One of our favourite spaces on the Powrsuit platform is ‘Advice & Asks’. Think of it as agony aunts for your career: members share specific scenarios to unlock a global sounding board of women at all stages and situations. The hot topic this month? Managing up.

Yup. Another tiny label tasked with covering a very broad concept – one many of us don’t fully understand. So, while we put together mini-masterclasses on how to do it well, we thought we’d share some common mistakes that may be getting in your way:

1. Focusing on one person

Many of us are guilty of prioritising a single vertical relationship (our manager) while completely ignoring all the other people who could shape our careers – leaders, executives, board members, clients, steering committees, and influential colleagues. All of these relationships affect what we can do, what we’re seen as capable of, and who goes to bat for us, so all of them need active management.

2. Expecting them to pay attention

Most senior stakeholders won’t proactively invest time in getting to know you or figuring out how to get the best from you. Not because they don’t care, but because they’re stretched and focused on their own priorities. It’s not rude or unfair; it’s just an obstacle that you (not they) need to overcome.

3. Confusing access with influence

Getting face time is not the same as using that time effectively. Instigating frequent interactions like coffees, one-on-ones and kitchen chats doesn’t automatically translate into strong relationships.

We all want senior stakeholders to care about us and our work, but relationships are a two-way street. If you don’t take the time to understand what they care about, you can easily become an extra, unwanted demand on their time. Not a great foundation for a strong relationship.

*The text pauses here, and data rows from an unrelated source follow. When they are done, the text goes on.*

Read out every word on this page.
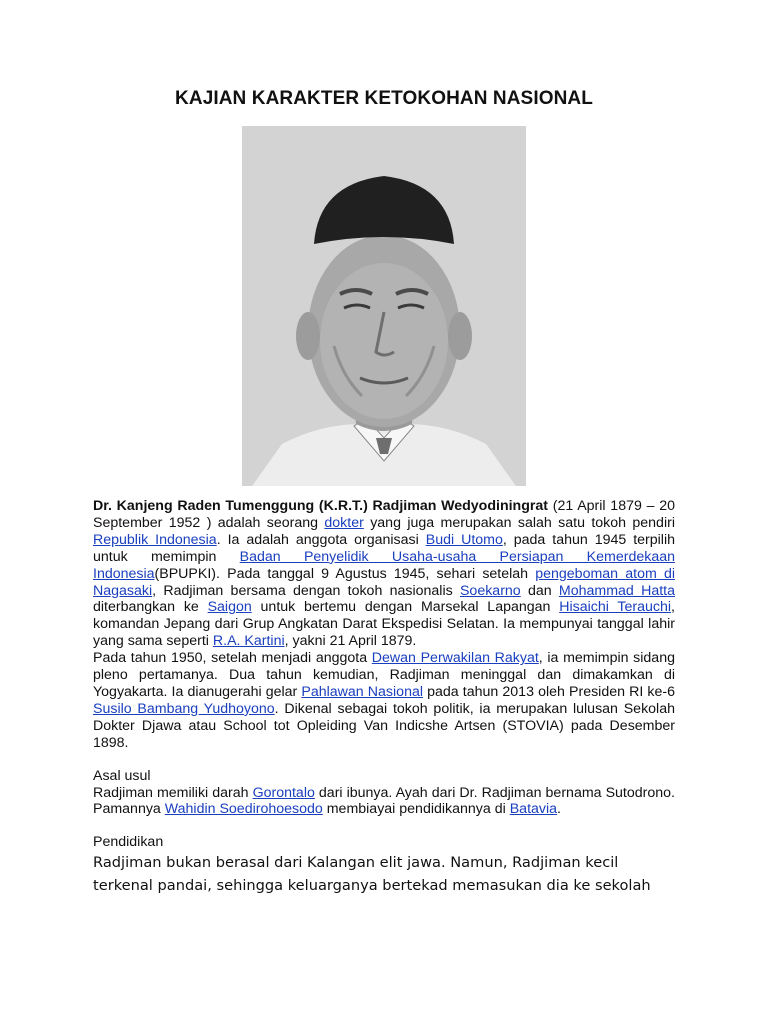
KAJIAN KARAKTER KETOKOHAN NASIONAL

Dr. Kanjeng Raden Tumenggung (K.R.T.) Radjiman Wedyodiningrat (21 April 1879 – 20 September 1952 ) adalah seorang dokter yang juga merupakan salah satu tokoh pendiri Republik Indonesia. Ia adalah anggota organisasi Budi Utomo, pada tahun 1945 terpilih untuk memimpin Badan Penyelidik Usaha-usaha Persiapan Kemerdekaan Indonesia(BPUPKI). Pada tanggal 9 Agustus 1945, sehari setelah pengeboman atom di Nagasaki, Radjiman bersama dengan tokoh nasionalis Soekarno dan Mohammad Hatta diterbangkan ke Saigon untuk bertemu dengan Marsekal Lapangan Hisaichi Terauchi, komandan Jepang dari Grup Angkatan Darat Ekspedisi Selatan. Ia mempunyai tanggal lahir yang sama seperti R.A. Kartini, yakni 21 April 1879.

Pada tahun 1950, setelah menjadi anggota Dewan Perwakilan Rakyat, ia memimpin sidang pleno pertamanya. Dua tahun kemudian, Radjiman meninggal dan dimakamkan di Yogyakarta. Ia dianugerahi gelar Pahlawan Nasional pada tahun 2013 oleh Presiden RI ke-6 Susilo Bambang Yudhoyono. Dikenal sebagai tokoh politik, ia merupakan lulusan Sekolah Dokter Djawa atau School tot Opleiding Van Indicshe Artsen (STOVIA) pada Desember 1898.

Asal usul

Radjiman memiliki darah Gorontalo dari ibunya. Ayah dari Dr. Radjiman bernama Sutodrono. Pamannya Wahidin Soedirohoesodo membiayai pendidikannya di Batavia.

Pendidikan

Radjiman bukan berasal dari Kalangan elit jawa. Namun, Radjiman kecil terkenal pandai, sehingga keluarganya bertekad memasukan dia ke sekolah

4. Assuming your work speaks for itself

Being good at your job and being known for being good at your job are two different things. Outside of your direct manager, senior stakeholders often have little visibility into your work (just like you lack visibility into theirs). If you want them to see your value, you have to offer it up on a silver platter – ensuring it’s carefully curated to reflect their priorities.

5. Thinking it means being agreeable

The more agreeable you are, the less credible you’re perceived to be. Blindly following directions, pretending you agree, or staying silent are three easy ways to fade into obscurity. Smart senior stakeholders want to know your opinion, so share risks, insights, and any skills and goals you’re working on.

6. Only doing it when you need something

Reactive relationship-building is significantly harder. If the first time you’re actively trying to establish trust is when you need a decision made, a door opened, or backup in a difficult situation, you’re starting from a deficit. Social capital needs to be built early and often, because no one wants to help someone who only shows up when they need something.

7. Applying the same approach

Throw out your one-size-fits-all relationship playbook. What works well with one senior stakeholder can backfire with another: some want details and advance notice, others want the headline and trust you to handle the rest. Some respond to data, others to narrative. Some want to be consulted, others find that inefficient. And, all of their preferences will change, depending on what’s happening in their world at any given moment.

There is no formula; you have to keep paying attention.

8. Thinking it’s separate from your ‘real job’

Managing up isn’t office politics. Curating visibility isn’t cheating. Work is a team sport and strong relationships are critical to high performance in any organisation. People who do it aren’t taking an unfair shortcut; they’re just doing their job well.

9. Waiting until conditions are ideal

You’ll probably never have a perfectly attentive manager, cooperative stakeholders, and a well-functioning organisation. On the upside, the harder the conditions, the more managing up matters. Navigating yourself into a position to influence a difficult executive or politically complex environment will make your life (and everyone else’s) better.

10. Assuming you’d know if you were getting it wrong

If you’re managing up poorly, you probably won’t hear about it. Any feedback from senior stakeholders will rarely come directly. You don’t usually get told you’re hard to sponsor, that an executive finds you difficult to read, or that your manager dreads your one-on-ones… You just won’t get as many opportunities.

An art, not a science

Argh, that list was depressing to write. It makes managing up sound hard, nuanced and full of potential pitfalls. In some ways it is, but don’t let that put you off.

You don’t have to have natural political instincts; managing up is just another skill. Start by looking beyond your own needs, paying close attention to the people around you, and adapting your behaviour to different stakeholders and situations. And, if you do want practical tools for building strong relationships with senior stakeholders, you know what to do. 😉

30 second action:

Think about your last three interactions with senior stakeholders. Were you asking for support or offering value?